US inflation one key focus for the Fed this week
Ahead of the Fed’s latest monetary policy announcement on 22 March, this week will bring a number of top-tier releases that will factor heavily in the decision-making process. First up, and of most importance, will be February’s consumer price inflation figures on Tuesday. While pressure on food prices has eased recently, energy prices could well rise for the second consecutive month, while a moderation in core goods prices will be offset by broad pressure in service prices. Indeed, our colleagues at Daiwa America forecast core prices to have risen 0.4%M/M, in line with the Bloomberg consensus survey, to leave the annual core rate down just 0.1ppt to 5.4%Y/Y. Meanwhile, the annual headline inflation rate is forecast to have eased 0.4ppt to 6.0%Y/Y. The latest PPI data will follow on Wednesday, along with retail sales figures for the same month. Higher prices are likely to boost the nominal value of sales at gasoline service stations, but overall retail activity is likely to see some payback for the strength in January, with auto dealers, general merchandise stores, and restaurants especially vulnerable to downside risks. IP data and the University of Michigan consumer survey are due Friday, with the measure of household inflation expectations of note in the latter.

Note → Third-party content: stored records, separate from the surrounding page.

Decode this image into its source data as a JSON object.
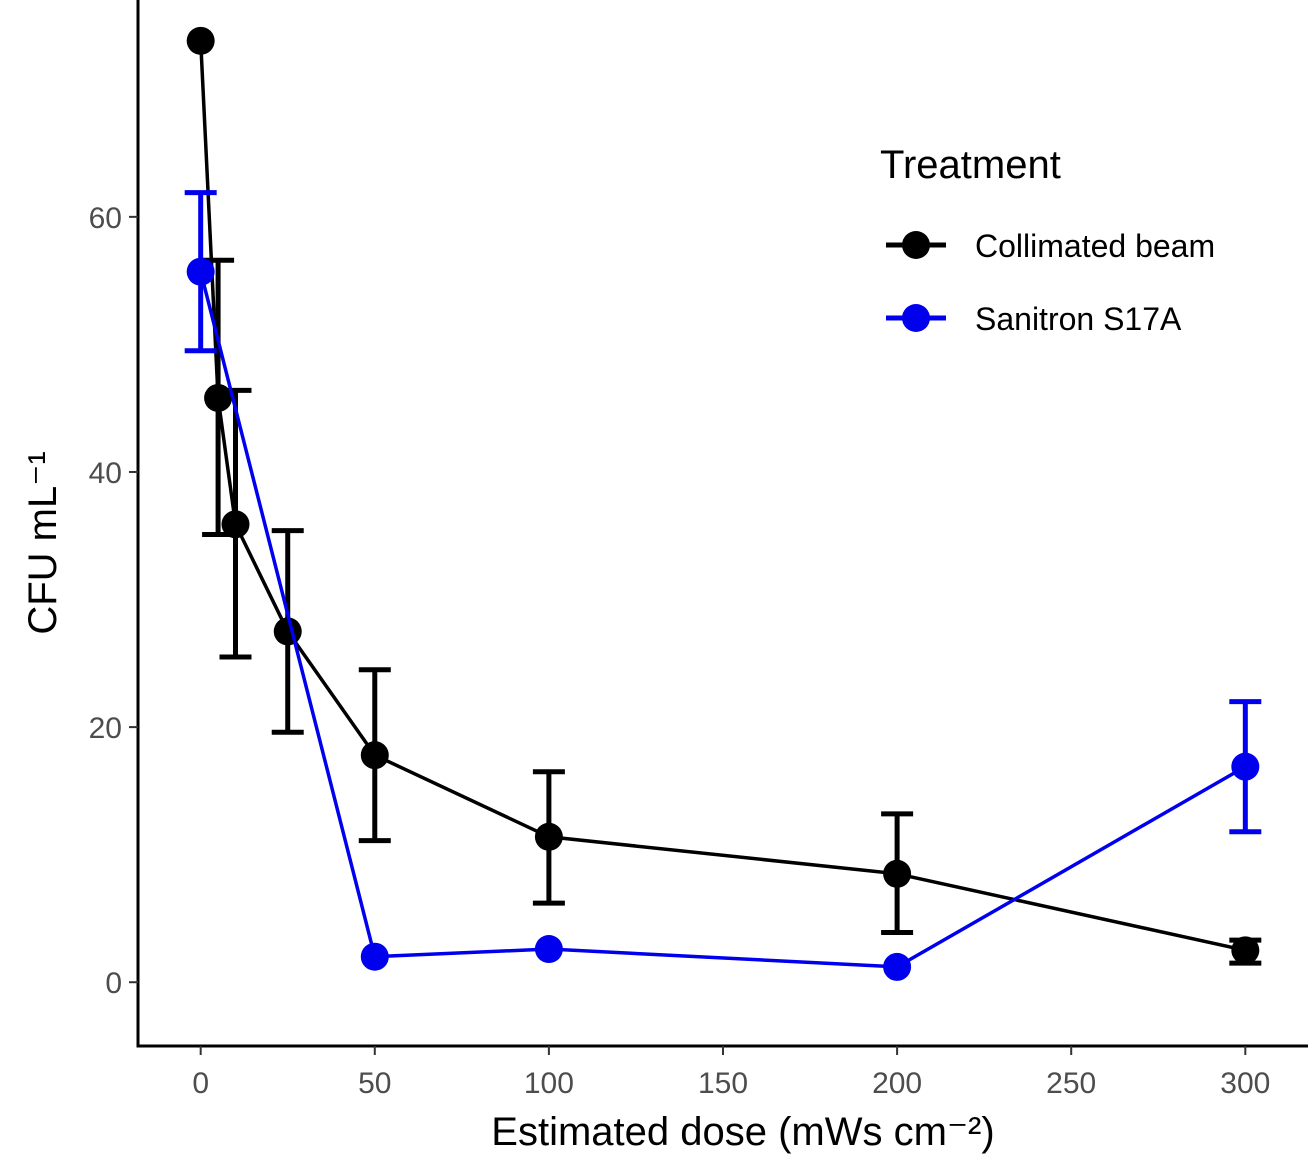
{
  "chart_data": {
    "type": "line",
    "xlabel": "Estimated dose (mWs cm⁻²)",
    "ylabel": "CFU mL⁻¹",
    "xlim": [
      -18,
      318
    ],
    "ylim": [
      -5,
      77
    ],
    "x_ticks": [
      0,
      50,
      100,
      150,
      200,
      250,
      300
    ],
    "y_ticks": [
      0,
      20,
      40,
      60
    ],
    "grid": false,
    "legend": {
      "title": "Treatment",
      "position": "top-right"
    },
    "series": [
      {
        "name": "Collimated beam",
        "color": "#000000",
        "points": [
          {
            "x": 0,
            "y": 73.8
          },
          {
            "x": 5,
            "y": 45.8,
            "ymin": 35.1,
            "ymax": 56.6
          },
          {
            "x": 10,
            "y": 35.9,
            "ymin": 25.5,
            "ymax": 46.4
          },
          {
            "x": 25,
            "y": 27.5,
            "ymin": 19.6,
            "ymax": 35.4
          },
          {
            "x": 50,
            "y": 17.8,
            "ymin": 11.1,
            "ymax": 24.5
          },
          {
            "x": 100,
            "y": 11.4,
            "ymin": 6.2,
            "ymax": 16.5
          },
          {
            "x": 200,
            "y": 8.5,
            "ymin": 3.9,
            "ymax": 13.2
          },
          {
            "x": 300,
            "y": 2.5,
            "ymin": 1.5,
            "ymax": 3.3
          }
        ]
      },
      {
        "name": "Sanitron S17A",
        "color": "#0000ee",
        "points": [
          {
            "x": 0,
            "y": 55.7,
            "ymin": 49.5,
            "ymax": 61.9
          },
          {
            "x": 50,
            "y": 2.0
          },
          {
            "x": 100,
            "y": 2.6
          },
          {
            "x": 200,
            "y": 1.2
          },
          {
            "x": 300,
            "y": 16.9,
            "ymin": 11.8,
            "ymax": 22.0
          }
        ]
      }
    ]
  }
}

Japanese business sentiment deteriorates in Q1, goods trade numbers likely to remain subdued
The overnight release of the Japanese government’s latest quarterly business outlook survey signalled a deterioration in sentiment at the start of the year. In particular, the net balance of firms reporting a decline in business conditions fell in Q1 to its most negative for a year (-3.0) amid a marked deterioration in manufacturing conditions. This should, however, mark the trough, with firms forecasting a modest improvement over the coming two quarters. Looking ahead, the back end of the week will bring goods trade figures for February on Thursday, which are likely to report still subdued export growth amid ongoing supply constraints and softer global demand. Certainly, the revised January IP numbers (also due Thursday) are likely confirm the sharp decline reported in the preliminary estimate (-4.6%M/M). January machine orders data (Thursday) will also likely point to a subdued outlook for private capex over the coming three months amid ongoing global uncertainties. But the latest territory activity numbers (Friday) might reported a further boost to the demand for services, not least due to the ongoing return of overseas visitors.